Historiquement, les pays pauvres ont souvent adopté le modèle de "débouchés pour les surplus" (vent-for-surplus) qui suppose d'exporter des produits primaires ou des ressources naturelles telles que denrées agricoles ou minéraux.
C'est comme cela que l'Argentine au 19° siècle et les pays pétroliers lors des 40 dernières années se sont enrichis. La croissance rapide que beaucoup de pays en développement ont connu avant la crise était en grande partie due à ce modèle. Les pays de l'Afrique sub-saharienne entre autres ont progressé grâce à la demande croissante pour leurs ressources naturelles, notamment de la part de la Chine.
Mais ce modèle présente deux gros défauts qui le discréditent. D'une part il suppose une demande extérieure en croissance rapide. Quand ce n'est pas le cas, le prix des produits des pays en développement chute, ce qui entraîne souvent une longue crise intérieure. D'autre part, il n'incite pas à une diversification économique. Les économies basées sur ce modèle sont trop spécialisées, car la production des biens primaires qu'elles exportent n'offre pas beaucoup de perspectives de croissance.
Le problème central du développement économique n'est pas la demande extérieure, mais quand il le faut un changement structurel sur le plan intérieur. Or les pays pauvres ne misent pas sur les bons produits.
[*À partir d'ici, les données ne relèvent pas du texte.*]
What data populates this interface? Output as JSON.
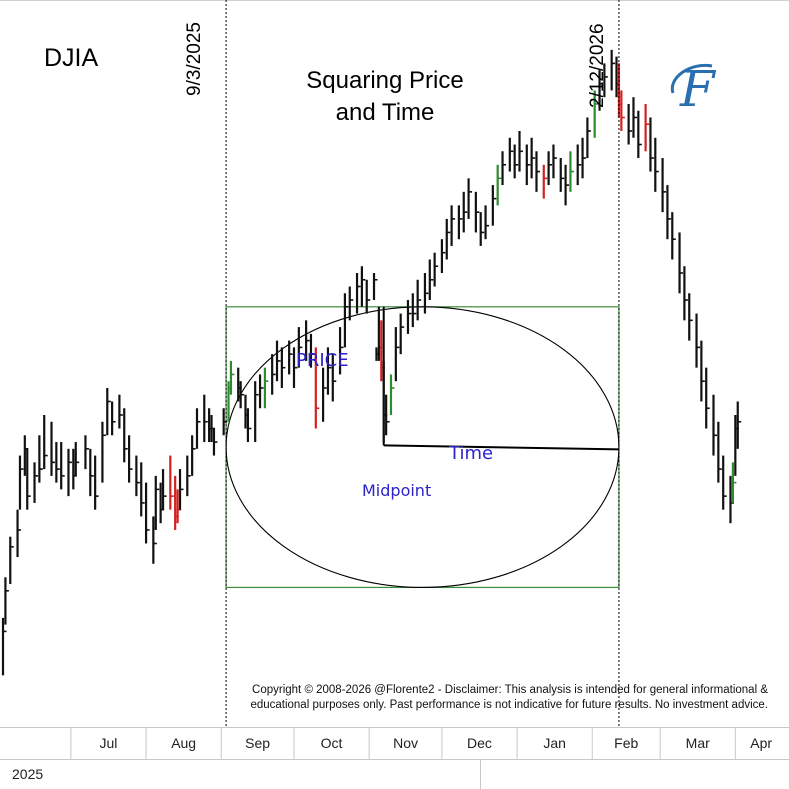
{
  "chart_data": {
    "type": "bar",
    "title": "Squaring Price and Time",
    "title_lines": [
      "Squaring Price",
      "and Time"
    ],
    "ticker": "DJIA",
    "year_label": "2025",
    "x_axis": {
      "type": "date",
      "range": [
        "2025-06-03",
        "2026-04-12"
      ]
    },
    "months": [
      {
        "label": "Jul",
        "start": "2025-07-01"
      },
      {
        "label": "Aug",
        "start": "2025-08-01"
      },
      {
        "label": "Sep",
        "start": "2025-09-01"
      },
      {
        "label": "Oct",
        "start": "2025-10-01"
      },
      {
        "label": "Nov",
        "start": "2025-11-01"
      },
      {
        "label": "Dec",
        "start": "2025-12-01"
      },
      {
        "label": "Jan",
        "start": "2026-01-01"
      },
      {
        "label": "Feb",
        "start": "2026-02-01"
      },
      {
        "label": "Mar",
        "start": "2026-03-01"
      },
      {
        "label": "Apr",
        "start": "2026-04-01"
      }
    ],
    "y_range": [
      43000,
      51400
    ],
    "grid": false,
    "vertical_markers": [
      {
        "date": "2025-09-03",
        "label": "9/3/2025"
      },
      {
        "date": "2026-02-12",
        "label": "2/12/2026"
      }
    ],
    "square": {
      "start": "2025-09-03",
      "end": "2026-02-12",
      "low": 44650,
      "high": 48800
    },
    "midpoint": {
      "date": "2025-11-07",
      "price": 46750,
      "time_end": "2026-02-12",
      "top": 48800
    },
    "annotations": {
      "price": "PRICE",
      "time": "Time",
      "midpoint": "Midpoint"
    },
    "colors": {
      "bar": "#111111",
      "up": "#2e8b2e",
      "down": "#d42020",
      "square": "#3c8c3c",
      "circle": "#000000"
    },
    "bars": [
      {
        "d": "2025-06-03",
        "h": 44200,
        "l": 43350,
        "c": 44000,
        "k": "n"
      },
      {
        "d": "2025-06-04",
        "h": 44800,
        "l": 44100,
        "c": 44600,
        "k": "n"
      },
      {
        "d": "2025-06-06",
        "h": 45400,
        "l": 44700,
        "c": 45250,
        "k": "n"
      },
      {
        "d": "2025-06-09",
        "h": 45800,
        "l": 45100,
        "c": 45500,
        "k": "n"
      },
      {
        "d": "2025-06-10",
        "h": 46600,
        "l": 45800,
        "c": 46400,
        "k": "n"
      },
      {
        "d": "2025-06-12",
        "h": 46900,
        "l": 46300,
        "c": 46700,
        "k": "n"
      },
      {
        "d": "2025-06-13",
        "h": 46700,
        "l": 45800,
        "c": 46000,
        "k": "n"
      },
      {
        "d": "2025-06-16",
        "h": 46500,
        "l": 45900,
        "c": 46300,
        "k": "n"
      },
      {
        "d": "2025-06-18",
        "h": 46900,
        "l": 46200,
        "c": 46400,
        "k": "n"
      },
      {
        "d": "2025-06-20",
        "h": 47200,
        "l": 46400,
        "c": 46600,
        "k": "n"
      },
      {
        "d": "2025-06-23",
        "h": 47100,
        "l": 46300,
        "c": 46500,
        "k": "n"
      },
      {
        "d": "2025-06-25",
        "h": 46800,
        "l": 46200,
        "c": 46400,
        "k": "n"
      },
      {
        "d": "2025-06-27",
        "h": 46800,
        "l": 46100,
        "c": 46300,
        "k": "n"
      },
      {
        "d": "2025-06-30",
        "h": 46700,
        "l": 46000,
        "c": 46500,
        "k": "n"
      },
      {
        "d": "2025-07-02",
        "h": 46700,
        "l": 46100,
        "c": 46300,
        "k": "n"
      },
      {
        "d": "2025-07-03",
        "h": 46800,
        "l": 46300,
        "c": 46500,
        "k": "n"
      },
      {
        "d": "2025-07-07",
        "h": 46900,
        "l": 46400,
        "c": 46700,
        "k": "n"
      },
      {
        "d": "2025-07-09",
        "h": 46700,
        "l": 46000,
        "c": 46300,
        "k": "n"
      },
      {
        "d": "2025-07-11",
        "h": 46600,
        "l": 45800,
        "c": 46000,
        "k": "n"
      },
      {
        "d": "2025-07-14",
        "h": 47100,
        "l": 46200,
        "c": 46900,
        "k": "n"
      },
      {
        "d": "2025-07-16",
        "h": 47600,
        "l": 46900,
        "c": 47400,
        "k": "n"
      },
      {
        "d": "2025-07-18",
        "h": 47400,
        "l": 46900,
        "c": 47100,
        "k": "n"
      },
      {
        "d": "2025-07-21",
        "h": 47500,
        "l": 47000,
        "c": 47200,
        "k": "n"
      },
      {
        "d": "2025-07-23",
        "h": 47300,
        "l": 46500,
        "c": 46700,
        "k": "n"
      },
      {
        "d": "2025-07-25",
        "h": 46900,
        "l": 46200,
        "c": 46400,
        "k": "n"
      },
      {
        "d": "2025-07-28",
        "h": 46600,
        "l": 46000,
        "c": 46200,
        "k": "n"
      },
      {
        "d": "2025-07-30",
        "h": 46500,
        "l": 45700,
        "c": 45900,
        "k": "n"
      },
      {
        "d": "2025-08-01",
        "h": 46200,
        "l": 45300,
        "c": 45500,
        "k": "n"
      },
      {
        "d": "2025-08-04",
        "h": 45700,
        "l": 45000,
        "c": 45300,
        "k": "n"
      },
      {
        "d": "2025-08-05",
        "h": 46300,
        "l": 45500,
        "c": 46100,
        "k": "n"
      },
      {
        "d": "2025-08-07",
        "h": 46200,
        "l": 45600,
        "c": 45800,
        "k": "n"
      },
      {
        "d": "2025-08-08",
        "h": 46400,
        "l": 45800,
        "c": 46000,
        "k": "n"
      },
      {
        "d": "2025-08-11",
        "h": 46600,
        "l": 45800,
        "c": 46000,
        "k": "d"
      },
      {
        "d": "2025-08-13",
        "h": 46300,
        "l": 45500,
        "c": 45700,
        "k": "d"
      },
      {
        "d": "2025-08-14",
        "h": 46100,
        "l": 45600,
        "c": 45800,
        "k": "d"
      },
      {
        "d": "2025-08-15",
        "h": 46400,
        "l": 45800,
        "c": 46100,
        "k": "n"
      },
      {
        "d": "2025-08-18",
        "h": 46600,
        "l": 46000,
        "c": 46300,
        "k": "n"
      },
      {
        "d": "2025-08-20",
        "h": 46900,
        "l": 46300,
        "c": 46700,
        "k": "n"
      },
      {
        "d": "2025-08-22",
        "h": 47300,
        "l": 46700,
        "c": 47100,
        "k": "n"
      },
      {
        "d": "2025-08-25",
        "h": 47500,
        "l": 46800,
        "c": 47100,
        "k": "n"
      },
      {
        "d": "2025-08-27",
        "h": 47300,
        "l": 46800,
        "c": 47000,
        "k": "n"
      },
      {
        "d": "2025-08-28",
        "h": 47200,
        "l": 46800,
        "c": 47000,
        "k": "n"
      },
      {
        "d": "2025-08-29",
        "h": 47000,
        "l": 46600,
        "c": 46800,
        "k": "n"
      },
      {
        "d": "2025-09-02",
        "h": 47300,
        "l": 46900,
        "c": 47100,
        "k": "n"
      },
      {
        "d": "2025-09-04",
        "h": 47700,
        "l": 47100,
        "c": 47600,
        "k": "u"
      },
      {
        "d": "2025-09-05",
        "h": 48000,
        "l": 47500,
        "c": 47800,
        "k": "u"
      },
      {
        "d": "2025-09-08",
        "h": 47900,
        "l": 47400,
        "c": 47600,
        "k": "n"
      },
      {
        "d": "2025-09-09",
        "h": 47700,
        "l": 47300,
        "c": 47500,
        "k": "n"
      },
      {
        "d": "2025-09-11",
        "h": 47500,
        "l": 47000,
        "c": 47200,
        "k": "n"
      },
      {
        "d": "2025-09-12",
        "h": 47300,
        "l": 46800,
        "c": 47000,
        "k": "n"
      },
      {
        "d": "2025-09-15",
        "h": 47700,
        "l": 46800,
        "c": 47500,
        "k": "n"
      },
      {
        "d": "2025-09-17",
        "h": 47800,
        "l": 47300,
        "c": 47600,
        "k": "n"
      },
      {
        "d": "2025-09-19",
        "h": 47900,
        "l": 47300,
        "c": 47700,
        "k": "u"
      },
      {
        "d": "2025-09-22",
        "h": 48100,
        "l": 47500,
        "c": 47800,
        "k": "n"
      },
      {
        "d": "2025-09-24",
        "h": 48300,
        "l": 47700,
        "c": 48000,
        "k": "n"
      },
      {
        "d": "2025-09-26",
        "h": 48200,
        "l": 47600,
        "c": 47900,
        "k": "n"
      },
      {
        "d": "2025-09-29",
        "h": 48300,
        "l": 47800,
        "c": 48100,
        "k": "n"
      },
      {
        "d": "2025-10-01",
        "h": 48200,
        "l": 47600,
        "c": 47900,
        "k": "n"
      },
      {
        "d": "2025-10-03",
        "h": 48500,
        "l": 47900,
        "c": 48200,
        "k": "n"
      },
      {
        "d": "2025-10-06",
        "h": 48600,
        "l": 48000,
        "c": 48300,
        "k": "n"
      },
      {
        "d": "2025-10-08",
        "h": 48400,
        "l": 47900,
        "c": 48100,
        "k": "n"
      },
      {
        "d": "2025-10-10",
        "h": 48200,
        "l": 47000,
        "c": 47300,
        "k": "d"
      },
      {
        "d": "2025-10-13",
        "h": 47900,
        "l": 47100,
        "c": 47600,
        "k": "n"
      },
      {
        "d": "2025-10-15",
        "h": 48200,
        "l": 47500,
        "c": 47900,
        "k": "n"
      },
      {
        "d": "2025-10-17",
        "h": 48100,
        "l": 47400,
        "c": 47700,
        "k": "n"
      },
      {
        "d": "2025-10-20",
        "h": 48500,
        "l": 47800,
        "c": 48200,
        "k": "n"
      },
      {
        "d": "2025-10-22",
        "h": 49000,
        "l": 48200,
        "c": 48800,
        "k": "n"
      },
      {
        "d": "2025-10-24",
        "h": 49100,
        "l": 48600,
        "c": 48900,
        "k": "n"
      },
      {
        "d": "2025-10-27",
        "h": 49300,
        "l": 48700,
        "c": 49100,
        "k": "n"
      },
      {
        "d": "2025-10-29",
        "h": 49400,
        "l": 48800,
        "c": 49200,
        "k": "n"
      },
      {
        "d": "2025-10-31",
        "h": 49200,
        "l": 48700,
        "c": 48900,
        "k": "n"
      },
      {
        "d": "2025-11-03",
        "h": 49300,
        "l": 48900,
        "c": 49200,
        "k": "n"
      },
      {
        "d": "2025-11-04",
        "h": 48200,
        "l": 48000,
        "c": 48100,
        "k": "n"
      },
      {
        "d": "2025-11-05",
        "h": 48800,
        "l": 48000,
        "c": 48200,
        "k": "n"
      },
      {
        "d": "2025-11-06",
        "h": 48600,
        "l": 47700,
        "c": 47900,
        "k": "d"
      },
      {
        "d": "2025-11-07",
        "h": 48000,
        "l": 46800,
        "c": 47200,
        "k": "n"
      },
      {
        "d": "2025-11-08",
        "h": 47500,
        "l": 46900,
        "c": 47100,
        "k": "n"
      },
      {
        "d": "2025-11-10",
        "h": 47800,
        "l": 47200,
        "c": 47600,
        "k": "u"
      },
      {
        "d": "2025-11-12",
        "h": 48500,
        "l": 47700,
        "c": 48200,
        "k": "n"
      },
      {
        "d": "2025-11-14",
        "h": 48700,
        "l": 48100,
        "c": 48500,
        "k": "n"
      },
      {
        "d": "2025-11-17",
        "h": 48900,
        "l": 48400,
        "c": 48700,
        "k": "n"
      },
      {
        "d": "2025-11-19",
        "h": 49000,
        "l": 48500,
        "c": 48700,
        "k": "n"
      },
      {
        "d": "2025-11-21",
        "h": 49200,
        "l": 48600,
        "c": 48900,
        "k": "n"
      },
      {
        "d": "2025-11-24",
        "h": 49300,
        "l": 48700,
        "c": 49000,
        "k": "n"
      },
      {
        "d": "2025-11-26",
        "h": 49500,
        "l": 48900,
        "c": 49200,
        "k": "n"
      },
      {
        "d": "2025-11-28",
        "h": 49600,
        "l": 49100,
        "c": 49400,
        "k": "n"
      },
      {
        "d": "2025-12-01",
        "h": 49800,
        "l": 49300,
        "c": 49600,
        "k": "n"
      },
      {
        "d": "2025-12-03",
        "h": 50100,
        "l": 49500,
        "c": 49900,
        "k": "n"
      },
      {
        "d": "2025-12-05",
        "h": 50300,
        "l": 49700,
        "c": 50100,
        "k": "n"
      },
      {
        "d": "2025-12-08",
        "h": 50300,
        "l": 49800,
        "c": 50100,
        "k": "n"
      },
      {
        "d": "2025-12-10",
        "h": 50500,
        "l": 49900,
        "c": 50200,
        "k": "n"
      },
      {
        "d": "2025-12-12",
        "h": 50700,
        "l": 50100,
        "c": 50500,
        "k": "n"
      },
      {
        "d": "2025-12-15",
        "h": 50500,
        "l": 49900,
        "c": 50200,
        "k": "n"
      },
      {
        "d": "2025-12-17",
        "h": 50200,
        "l": 49700,
        "c": 49900,
        "k": "n"
      },
      {
        "d": "2025-12-19",
        "h": 50300,
        "l": 49800,
        "c": 50000,
        "k": "n"
      },
      {
        "d": "2025-12-22",
        "h": 50600,
        "l": 50000,
        "c": 50400,
        "k": "n"
      },
      {
        "d": "2025-12-24",
        "h": 50900,
        "l": 50300,
        "c": 50700,
        "k": "u"
      },
      {
        "d": "2025-12-26",
        "h": 51100,
        "l": 50600,
        "c": 50900,
        "k": "n"
      },
      {
        "d": "2025-12-29",
        "h": 51300,
        "l": 50800,
        "c": 51100,
        "k": "n"
      },
      {
        "d": "2025-12-31",
        "h": 51200,
        "l": 50700,
        "c": 50900,
        "k": "n"
      },
      {
        "d": "2026-01-02",
        "h": 51400,
        "l": 50800,
        "c": 51100,
        "k": "n"
      },
      {
        "d": "2026-01-05",
        "h": 51200,
        "l": 50600,
        "c": 50900,
        "k": "n"
      },
      {
        "d": "2026-01-07",
        "h": 51300,
        "l": 50700,
        "c": 51000,
        "k": "n"
      },
      {
        "d": "2026-01-09",
        "h": 51100,
        "l": 50500,
        "c": 50800,
        "k": "n"
      },
      {
        "d": "2026-01-12",
        "h": 50900,
        "l": 50400,
        "c": 50700,
        "k": "d"
      },
      {
        "d": "2026-01-14",
        "h": 51100,
        "l": 50600,
        "c": 50900,
        "k": "n"
      },
      {
        "d": "2026-01-16",
        "h": 51200,
        "l": 50700,
        "c": 51000,
        "k": "n"
      },
      {
        "d": "2026-01-19",
        "h": 51000,
        "l": 50500,
        "c": 50700,
        "k": "n"
      },
      {
        "d": "2026-01-21",
        "h": 50900,
        "l": 50300,
        "c": 50600,
        "k": "n"
      },
      {
        "d": "2026-01-23",
        "h": 51100,
        "l": 50500,
        "c": 50800,
        "k": "u"
      },
      {
        "d": "2026-01-26",
        "h": 51200,
        "l": 50600,
        "c": 50900,
        "k": "n"
      },
      {
        "d": "2026-01-28",
        "h": 51300,
        "l": 50700,
        "c": 51000,
        "k": "n"
      },
      {
        "d": "2026-01-30",
        "h": 51600,
        "l": 51000,
        "c": 51400,
        "k": "n"
      },
      {
        "d": "2026-02-02",
        "h": 52000,
        "l": 51300,
        "c": 51800,
        "k": "u"
      },
      {
        "d": "2026-02-04",
        "h": 52300,
        "l": 51700,
        "c": 52100,
        "k": "n"
      },
      {
        "d": "2026-02-06",
        "h": 52400,
        "l": 51900,
        "c": 52200,
        "k": "n"
      },
      {
        "d": "2026-02-09",
        "h": 52600,
        "l": 52000,
        "c": 52400,
        "k": "n"
      },
      {
        "d": "2026-02-11",
        "h": 52500,
        "l": 51900,
        "c": 52100,
        "k": "n"
      },
      {
        "d": "2026-02-12",
        "h": 52400,
        "l": 51600,
        "c": 51800,
        "k": "d"
      },
      {
        "d": "2026-02-13",
        "h": 52000,
        "l": 51400,
        "c": 51600,
        "k": "d"
      },
      {
        "d": "2026-02-16",
        "h": 51800,
        "l": 51200,
        "c": 51400,
        "k": "n"
      },
      {
        "d": "2026-02-18",
        "h": 51900,
        "l": 51300,
        "c": 51600,
        "k": "n"
      },
      {
        "d": "2026-02-20",
        "h": 51700,
        "l": 51000,
        "c": 51200,
        "k": "n"
      },
      {
        "d": "2026-02-23",
        "h": 51800,
        "l": 51100,
        "c": 51500,
        "k": "d"
      },
      {
        "d": "2026-02-25",
        "h": 51600,
        "l": 50800,
        "c": 51000,
        "k": "n"
      },
      {
        "d": "2026-02-27",
        "h": 51300,
        "l": 50500,
        "c": 50800,
        "k": "n"
      },
      {
        "d": "2026-03-02",
        "h": 51000,
        "l": 50200,
        "c": 50500,
        "k": "n"
      },
      {
        "d": "2026-03-04",
        "h": 50600,
        "l": 49800,
        "c": 50100,
        "k": "n"
      },
      {
        "d": "2026-03-06",
        "h": 50200,
        "l": 49500,
        "c": 49800,
        "k": "n"
      },
      {
        "d": "2026-03-09",
        "h": 49900,
        "l": 49000,
        "c": 49300,
        "k": "n"
      },
      {
        "d": "2026-03-11",
        "h": 49400,
        "l": 48600,
        "c": 48900,
        "k": "n"
      },
      {
        "d": "2026-03-13",
        "h": 49000,
        "l": 48300,
        "c": 48600,
        "k": "n"
      },
      {
        "d": "2026-03-16",
        "h": 48700,
        "l": 47900,
        "c": 48200,
        "k": "n"
      },
      {
        "d": "2026-03-18",
        "h": 48300,
        "l": 47400,
        "c": 47700,
        "k": "n"
      },
      {
        "d": "2026-03-20",
        "h": 47900,
        "l": 47000,
        "c": 47300,
        "k": "n"
      },
      {
        "d": "2026-03-23",
        "h": 47500,
        "l": 46600,
        "c": 46900,
        "k": "n"
      },
      {
        "d": "2026-03-25",
        "h": 47100,
        "l": 46200,
        "c": 46400,
        "k": "n"
      },
      {
        "d": "2026-03-27",
        "h": 46600,
        "l": 45800,
        "c": 46000,
        "k": "n"
      },
      {
        "d": "2026-03-30",
        "h": 46300,
        "l": 45600,
        "c": 45900,
        "k": "n"
      },
      {
        "d": "2026-03-31",
        "h": 46500,
        "l": 45900,
        "c": 46200,
        "k": "u"
      },
      {
        "d": "2026-04-01",
        "h": 47200,
        "l": 46300,
        "c": 47000,
        "k": "n"
      },
      {
        "d": "2026-04-02",
        "h": 47400,
        "l": 46700,
        "c": 47100,
        "k": "n"
      }
    ]
  },
  "copyright": {
    "line1": "Copyright © 2008-2026 @Florente2 - Disclaimer: This analysis is intended for general informational &",
    "line2": "educational purposes only. Past performance is not indicative for future results. No investment advice."
  },
  "logo": {
    "letter": "F",
    "color": "#2a6fb0"
  }
}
Ils doivent passer de la production traditionnelle de produits primaires à des activités plus rentables, notamment les produits manufacturés et les services modernes.
Dans ce contexte le taux de change joue un rôle primordial, car de lui dépend la compétitivité et la rentabilité d'activités modernes susceptibles de réussir sur les marchés. Si les pays en développement sont contraints d'apprécier leurs devises, la création d'entreprises et les investissements dans ces activités sont déprimés. La politique de taux de change chinoise a pour effet non seulement de miner la compétitivité des pays africains et des autres pays pauvres, mais aussi de casser leurs principaux moteurs de croissance. Au mieux ces pays retirent du mercantilisme chinois une croissance momentanée et peu prometteuse.
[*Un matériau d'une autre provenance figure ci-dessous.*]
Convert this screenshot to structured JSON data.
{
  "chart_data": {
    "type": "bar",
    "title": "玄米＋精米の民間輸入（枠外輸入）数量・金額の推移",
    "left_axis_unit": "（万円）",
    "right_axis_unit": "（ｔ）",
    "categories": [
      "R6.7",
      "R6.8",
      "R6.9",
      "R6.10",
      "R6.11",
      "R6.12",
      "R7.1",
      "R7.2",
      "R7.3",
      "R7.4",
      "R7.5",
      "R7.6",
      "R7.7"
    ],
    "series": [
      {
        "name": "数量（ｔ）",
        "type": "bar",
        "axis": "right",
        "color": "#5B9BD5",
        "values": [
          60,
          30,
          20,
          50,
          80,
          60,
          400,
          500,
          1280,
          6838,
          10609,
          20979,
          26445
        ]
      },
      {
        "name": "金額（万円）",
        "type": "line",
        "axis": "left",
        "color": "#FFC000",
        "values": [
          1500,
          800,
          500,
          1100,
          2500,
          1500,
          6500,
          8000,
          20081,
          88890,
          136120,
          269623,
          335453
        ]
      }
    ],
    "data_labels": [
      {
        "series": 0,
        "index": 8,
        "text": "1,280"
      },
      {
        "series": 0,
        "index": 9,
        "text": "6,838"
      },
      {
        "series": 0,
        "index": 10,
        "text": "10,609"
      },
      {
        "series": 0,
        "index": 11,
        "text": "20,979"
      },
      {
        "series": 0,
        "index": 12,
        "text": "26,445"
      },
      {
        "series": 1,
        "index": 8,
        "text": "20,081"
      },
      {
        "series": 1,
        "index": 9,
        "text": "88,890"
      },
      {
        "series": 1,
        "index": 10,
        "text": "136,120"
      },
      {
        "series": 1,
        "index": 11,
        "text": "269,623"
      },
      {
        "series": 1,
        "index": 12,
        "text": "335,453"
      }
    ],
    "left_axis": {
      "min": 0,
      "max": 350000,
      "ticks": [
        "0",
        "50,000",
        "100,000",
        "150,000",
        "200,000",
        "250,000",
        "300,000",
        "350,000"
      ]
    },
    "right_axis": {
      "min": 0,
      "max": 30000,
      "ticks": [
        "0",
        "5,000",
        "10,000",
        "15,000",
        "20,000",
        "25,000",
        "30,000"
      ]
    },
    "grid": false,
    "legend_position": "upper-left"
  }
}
Evitons cependant de trop critiquer la Chine et souvenons-nous qu'il n'est guère possible d'empêcher les pays en développement de l'imiter. Eux aussi auraient pu recourir davantage à leur taux de change pour stimuler leur industrialisation et favoriser leur croissance. Il est vrai que tous les pays de la planète ne peuvent dévaluer simultanément leur devise. Mais les pays pauvres auraient pu faire peser le fardeau sur les pays riches, là où il devrait être en toute logique économique.
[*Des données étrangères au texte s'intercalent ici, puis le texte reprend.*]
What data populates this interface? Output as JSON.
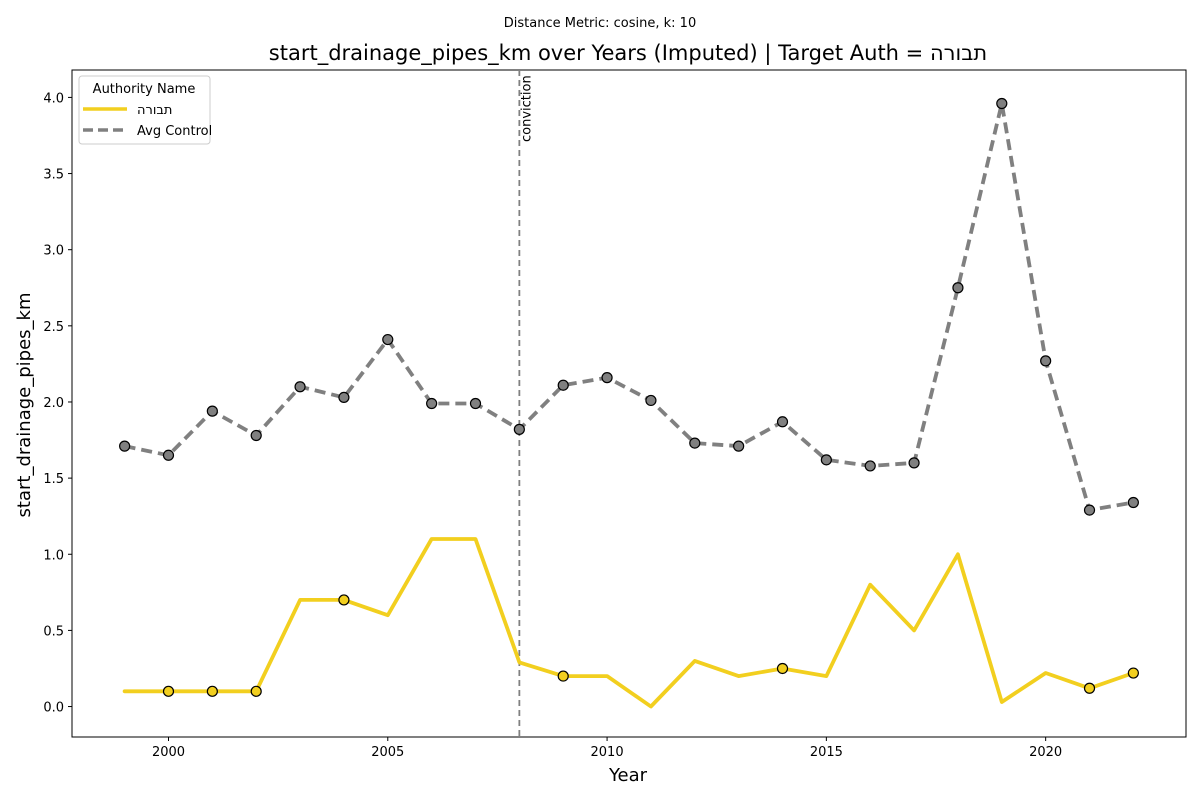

En réalité, trop de pays en développement ont laissé leur devise s'apprécier au-delà de ce qu'il aurait fallu, comptant sur une croissance de la demande en matières premières et l'arrivée de capitaux. Par contre, ils ont insuffisamment appliqué une politique industrielle qui pourrait servir de substitut à une sous-évaluation de leur devise.
A la lumière de ces constatations, ne reprochons pas à la Chine d'agir en fonction de ses intérêts économiques, même si cela pousse d'autres pays sur la voie d'une politique monétaire mal inspirée.
Dani Rodrik est professeur d’économie politique à la John F. Kennedy School of Government de l’université d’Harvard. Il a écrit un livre intitulé One Economics, Many Recipes: Globalization, Institutions, and Economic Growth.